We did manage to make good progress on that front. We needed additional capital so we had a meeting with potential venture financiers in the LA area (broadcast TV). I was in attendance.

The meeting seemed to be going well, but then something happened…

At noon break the VCs broke off the meeting.

The reason?

A company in Rohrabacher’s Long Beach district had just been awarded capital by the DoD to construct a single stage to orbit launch vehicle which came to be known as DCX.

4 Likes

Around the same time Roger and I were awarded a patent, Williams International patented a related rocket engine with quite lot more parts – although still fewer than most engines, including SpaceX’s Raptor 3. They are based out of Michigan. Although in a different part of the state, Roger’s family farm was in Michigan, where Roger tested the prototype rocket engine circa 1998 until the sheriff came out and stopped him.

Williams International was a lot better funded than we were and may have actually developed theirs with government funding. This is their engine (that doesn’t seem to have been deployed by anyone):

image

3 Likes

At the advice of a retired Honeywell pump guy I met by chance recently at a July 4 event, I figured it wouldn’t hurt to put together a request for “ballpark quote” on a multiphase CFD (no combustion) for the original design.

I’m sending this out to any company that might provide one:

This is a side view of Fig. 1 in the patent, LOX inlet on left, LPG inlet hidden on opposite side:

Azure is LOX
Green is LPG
Orange is combustion
Gray is co-rotating aluminum structure
26 are injectors
16 are CuW delaval nozzle inserts – dotted outline (embedded in the aluminum)

The inlet boundary conditions set on the left of the aluminum structure would be for LOX and LPG.
The outlet boundary conditions set on the right would exit delaval expansion into vacuum.
The combustion chamber (orange) heat input equivalent to combustion would be outer circumference.

Outlet view equivalent to Fig 3.

64 are delaval nozzles, canted to provide torque to the centrifugal pump.

3 Likes

On 2023-07-08, Blue Origin filed a U.S. patent application: “US 2023/0211900 A1: Reusable Upper Stage Rocket with Aerospike Engine” [PDF, 20 pages].

Abstract

Systems and methods for a fully reusable upper stage for a multi-stage launch vehicle are provided. The reusable upper stage uses an aerospike engine for main propulsion and vertical landing. A heat shield can include a plurality of scarfed nozzles embedded radially around a semi-spherical surface of the heat shield, wherein inboard surfaces of the plurality of scarfed nozzles collectively define an aerospike contour. The heat shield can be actively cooled to dissipate heat encountered during reentry of the upper stage.

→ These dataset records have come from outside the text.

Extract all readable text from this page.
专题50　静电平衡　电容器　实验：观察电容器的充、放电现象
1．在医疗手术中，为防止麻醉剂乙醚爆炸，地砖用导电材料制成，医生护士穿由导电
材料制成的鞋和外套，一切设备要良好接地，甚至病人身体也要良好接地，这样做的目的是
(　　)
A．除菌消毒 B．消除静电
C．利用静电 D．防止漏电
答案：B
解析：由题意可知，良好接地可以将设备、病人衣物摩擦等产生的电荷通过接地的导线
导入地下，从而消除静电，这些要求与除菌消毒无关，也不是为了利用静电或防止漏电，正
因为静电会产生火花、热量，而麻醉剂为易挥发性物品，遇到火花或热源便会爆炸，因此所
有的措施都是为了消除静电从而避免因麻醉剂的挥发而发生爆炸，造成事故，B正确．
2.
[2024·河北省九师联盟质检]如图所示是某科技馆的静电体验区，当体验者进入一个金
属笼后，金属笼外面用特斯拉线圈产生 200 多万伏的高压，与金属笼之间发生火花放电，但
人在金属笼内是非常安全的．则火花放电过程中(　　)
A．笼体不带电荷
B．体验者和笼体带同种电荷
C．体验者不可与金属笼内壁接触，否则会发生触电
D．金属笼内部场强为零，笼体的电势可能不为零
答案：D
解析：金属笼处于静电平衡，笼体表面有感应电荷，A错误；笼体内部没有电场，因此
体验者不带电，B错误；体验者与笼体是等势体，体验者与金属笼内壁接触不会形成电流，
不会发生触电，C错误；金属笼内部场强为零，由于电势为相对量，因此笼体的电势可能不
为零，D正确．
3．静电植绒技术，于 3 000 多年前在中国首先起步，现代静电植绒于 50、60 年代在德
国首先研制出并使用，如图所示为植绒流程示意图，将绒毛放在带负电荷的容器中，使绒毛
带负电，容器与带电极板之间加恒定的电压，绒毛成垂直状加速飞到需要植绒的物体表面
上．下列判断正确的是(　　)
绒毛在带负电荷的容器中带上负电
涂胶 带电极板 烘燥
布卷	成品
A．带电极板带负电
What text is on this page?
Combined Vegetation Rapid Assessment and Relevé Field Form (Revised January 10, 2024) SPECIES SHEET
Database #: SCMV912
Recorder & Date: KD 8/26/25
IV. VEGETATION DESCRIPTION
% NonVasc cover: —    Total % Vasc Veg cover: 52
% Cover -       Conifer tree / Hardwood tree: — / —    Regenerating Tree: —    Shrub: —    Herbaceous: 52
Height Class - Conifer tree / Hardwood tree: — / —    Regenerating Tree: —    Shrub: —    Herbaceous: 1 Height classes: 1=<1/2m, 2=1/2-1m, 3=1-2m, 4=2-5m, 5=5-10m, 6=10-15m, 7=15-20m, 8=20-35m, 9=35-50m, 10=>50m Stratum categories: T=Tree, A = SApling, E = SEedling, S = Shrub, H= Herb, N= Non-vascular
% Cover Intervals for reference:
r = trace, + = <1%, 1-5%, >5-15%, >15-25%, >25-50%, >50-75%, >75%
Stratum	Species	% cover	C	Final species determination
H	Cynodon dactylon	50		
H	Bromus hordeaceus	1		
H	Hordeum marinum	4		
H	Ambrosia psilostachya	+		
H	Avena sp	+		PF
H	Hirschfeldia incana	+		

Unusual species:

Blue Origin’s answer to Starship? If this is developed on Blue Origin’s schedule to date, start looking for it post-2050. Aerospike engines have been considered for decades as a way to optimise rocket engine performance from sea level to vacuum for launch vehicles, but this is the first time I’ve seen it proposed for an upper stage to start in vacuum and return to a vertical landing on Earth.

image

image

2 Likes

The minute I saw BlueOrigin go into a “public private partnership” with the old guard on their engine development, I basically wrote them off. Although it is on a spectrum of government capital to private capital technical risk management, the toxicity is such that one may as well think of a sandwich that is on a “shit-meat partnership” spectrum.

3 Likes

Looks like several thousand dollars to do the mesh model and run the initial CFD. Roger thinks the inlet to the coaxial pre-swirl pipe will require an inducer to avoid cavitation. I vaguely recall doing that calculation and thinking we could get away without it but he’s done more recent calculations with better tools. The old pump engineer thinks an inducer is probably necessary but that it’s ok to use a high pitch screw and permit cavitation at the inducer’s leading edge even though it erodes.

So I’m thinking maybe the thing to do is just write some code parameterized by various design features to generate the mesh and do a number of very rough cut OpenFoam runs to adjust the design before blowing money on professional CFD.